As the supreme court noted in Holland, the essence of the party-to-a-crime statute is participation by a defendant, not the manner of participation. Petitioner attempts to draw conceptual distinctions, as the court of appeals did in Gipson, among the kinds of intent which petitioner may have possessed at the time of the crime. Petitioner asserts that being liable for directly committing first-degree murder with the intent to kill is conceptually distinct from being vicariously liable for first-degree murder as a result of having the intent to commit a robbery. As the Court understands petitioner's argument, Gipson would require that the jurors agree on the kind of intent petitioner possessed.
The Court disagrees. As noted previously, the Fifth Circuit in Gipson drew a conceptual distinction between two groups of prohibited acts contained in the challenged instruction. The court concluded that the two conceptual groups represented two distinct types of conduct. The Wisconsin party-to-a-crime statute and the related instruction, on the other hand, address only one conceptual type of conduct, i.e., participation in the commission of a crime. The statute specifically imposes liability upon "[whomever] is involved in the commission of a crime." Wis.Stat. § 939.05. The statute goes on to explain the manner in which a person may be "concerned in the commission of a crime." Each manner of participation, however, relates to the single concept of being involved in the crime. Thus, the Court concludes that the Gipson rationale is not applicable to the Wisconsin party-to-a-crime instruction.
The Court holds that the party-to-a-crime instruction did not violate petitioner's constitutional rights. The jurors were required to reach a unanimous verdict on the issue of petitioner's participation in the crimes for which he was convicted. As such, there was no violation of petitioner's right to due process or his right to a jury trial.
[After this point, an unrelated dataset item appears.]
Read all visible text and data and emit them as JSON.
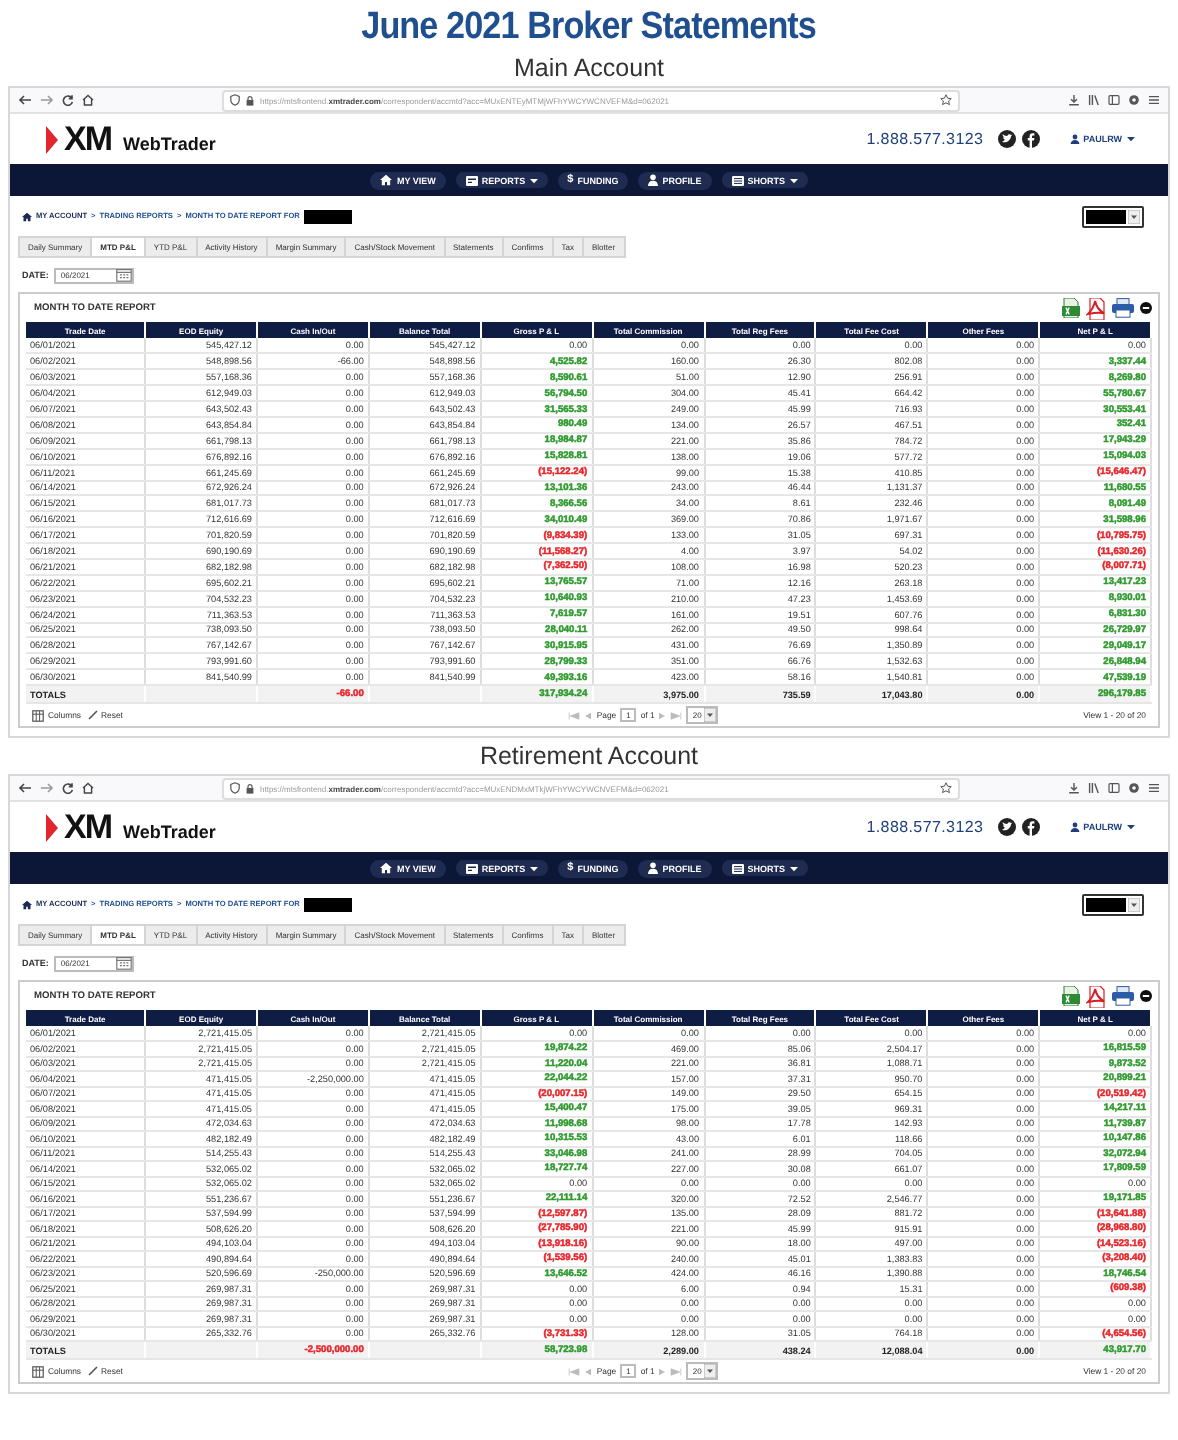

For the foregoing reasons, the Court hereby DENIES petitioner's application for a writ of habeas corpus.NOTES
 Petitioner concedes that unanimity is not a constitutional requirement in state criminal trials. See Apodaca v. Oregon, 406 U.S. 404, 92 S. Ct. 1628, 32 L. Ed. 2d 184 (1972). Nonetheless, petitioner argues that at least a majority of jurors would have to agree upon the factual bases for a conviction. In light of the Court's holding below, it is not necessary to address in detail the effect of Apodaca on petitioner's argument.